Treatment-related AML is relatively uncommon, due to the short OS of GBM patients and due to being exposed to TMZ or lomustine for 6 months to a year. In an old study of 28 patients with therapy-related leukemia in adult and pediatric brain tumor patients, there were 12 patients with malignant glioma; median interval from treatment to diagnosis of AML was 31 months. Nine adult malignant glioma patients all received nitrosoureas, some as the sole form of chemotherapy. No definite cases occurred after RT alone. ¹⁴

A more recent study in Japan estimated the rate of myelodysplasia and leukemia associated with TMZ-containing chemotherapy compared with nimustine (ACNU)-based therapy in 359 glioma patients between 1990 and 2009. ¹⁵ It should be noted that patients received 2 years of TMZ. The incidence rates of hematological malignancies per 1000 person-years were 2.9 cases in the ACNU-based group, 13.0 cases in the ACNU-TMZ group, and 9.9 cases in the TMZ-based group.

In a case report of 3 patients with high-grade gliomas, all patients were started on TMZ after having progressed following standard primary treatment. ¹⁶ These patients continued TMZ for 5, 7, and 8 years, respectively. As of publication, they had no serious side effects. The authors discussed the benefit these patients had and noted that none of them developed of secondary AML. Although the treatment was not “standard of care,” this small cohort of patients derived benefit in prolongation of length of life with prolonged TMZ use.

Our patient lived for almost 8 years after being diagnosed with GBM. As noted above, the average survival for patients with GBM is 14 to 20 months. The reason for her longevity is ultimately unknown, but we can consider the long time on TMZ, her MGMT promoter hypermethylation status, and her participation in the clinical trial as possibilities. Her quality of life was reasonable, although her performance status was less so, with dysarthria and weakness in her right arm and leg. During this time, she was exposed to 2 years of TMZ and 4 months of lomustine, both of which are alkylators. Mogamulizumab is reported to cause myelosuppression. Notably, this patient received this medication for approximately 4 years. The medication could have contributed to the development of the AML, or may have contributed to her living long enough to get AML, or both.

The clinical tension between OS and quality of life can be complimentary, indifferent, or in opposition to each other in patients receiving treatment for incurable cancers. This patient demonstrates a ~6-year prolongation of OS compared with historical controls and was on treatment for most of that time. When she was diagnosed with AML, it was a simple decision to pursue hospice care due to the futility of treating her leukemia.
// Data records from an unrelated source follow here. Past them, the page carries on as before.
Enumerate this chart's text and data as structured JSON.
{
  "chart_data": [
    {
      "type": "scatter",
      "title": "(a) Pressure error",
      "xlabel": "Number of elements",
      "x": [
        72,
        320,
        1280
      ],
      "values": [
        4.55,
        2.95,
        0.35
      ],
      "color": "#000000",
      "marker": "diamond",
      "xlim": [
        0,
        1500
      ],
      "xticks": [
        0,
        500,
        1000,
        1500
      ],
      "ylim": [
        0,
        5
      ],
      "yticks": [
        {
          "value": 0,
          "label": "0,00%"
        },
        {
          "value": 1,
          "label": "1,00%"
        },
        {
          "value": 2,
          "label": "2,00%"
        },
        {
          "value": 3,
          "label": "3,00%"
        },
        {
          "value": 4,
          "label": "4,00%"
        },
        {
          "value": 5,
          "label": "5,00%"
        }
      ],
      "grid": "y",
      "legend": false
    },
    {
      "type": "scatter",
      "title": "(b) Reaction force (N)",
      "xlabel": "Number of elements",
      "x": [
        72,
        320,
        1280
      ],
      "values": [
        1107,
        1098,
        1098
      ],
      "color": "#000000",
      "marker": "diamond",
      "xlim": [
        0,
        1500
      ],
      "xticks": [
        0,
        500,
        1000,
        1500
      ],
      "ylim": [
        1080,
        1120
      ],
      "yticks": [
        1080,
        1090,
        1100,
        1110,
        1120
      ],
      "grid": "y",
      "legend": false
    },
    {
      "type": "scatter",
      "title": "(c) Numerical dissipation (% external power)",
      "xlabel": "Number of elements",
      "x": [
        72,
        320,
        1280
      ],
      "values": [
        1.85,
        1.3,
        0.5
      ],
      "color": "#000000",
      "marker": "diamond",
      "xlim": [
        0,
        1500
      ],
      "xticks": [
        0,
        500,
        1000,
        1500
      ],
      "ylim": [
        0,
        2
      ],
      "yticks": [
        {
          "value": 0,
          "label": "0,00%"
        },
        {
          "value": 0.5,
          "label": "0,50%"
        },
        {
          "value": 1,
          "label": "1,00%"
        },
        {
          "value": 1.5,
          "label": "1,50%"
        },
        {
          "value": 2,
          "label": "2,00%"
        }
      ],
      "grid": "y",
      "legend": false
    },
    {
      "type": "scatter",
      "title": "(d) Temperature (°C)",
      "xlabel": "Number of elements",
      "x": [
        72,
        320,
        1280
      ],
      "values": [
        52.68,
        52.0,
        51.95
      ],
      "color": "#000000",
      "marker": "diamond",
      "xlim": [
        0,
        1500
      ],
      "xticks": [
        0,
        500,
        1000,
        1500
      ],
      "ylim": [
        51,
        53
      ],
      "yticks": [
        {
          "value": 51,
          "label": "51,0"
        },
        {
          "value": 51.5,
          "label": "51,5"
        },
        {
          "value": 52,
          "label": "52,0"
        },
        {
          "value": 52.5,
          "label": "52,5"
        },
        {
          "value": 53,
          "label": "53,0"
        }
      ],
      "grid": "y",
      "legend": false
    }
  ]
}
We propose that despite developing a secondary AML, she benefited from the aggressive therapy she received, as she had a relatively long length of life, and a good quality of life for most of the ~8 years. It should be noted that multiple randomized trials have shown minimal benefit of 6 versus 12 months of TMZ.^17-19 However, there are a number of institutions that treat their patient with 12 months of adjuvant TMZ.

The focus of treatment for GBM moving forward seems to be on vaccines and tumor immune environmental changing treatments and less on chemotherapy.

Conclusion

This case report is noteworthy for the patient’s extended survival despite her diagnosis of GBM. Patient was able to tolerate treatment that not only increased her survival but also impacted her quality of life.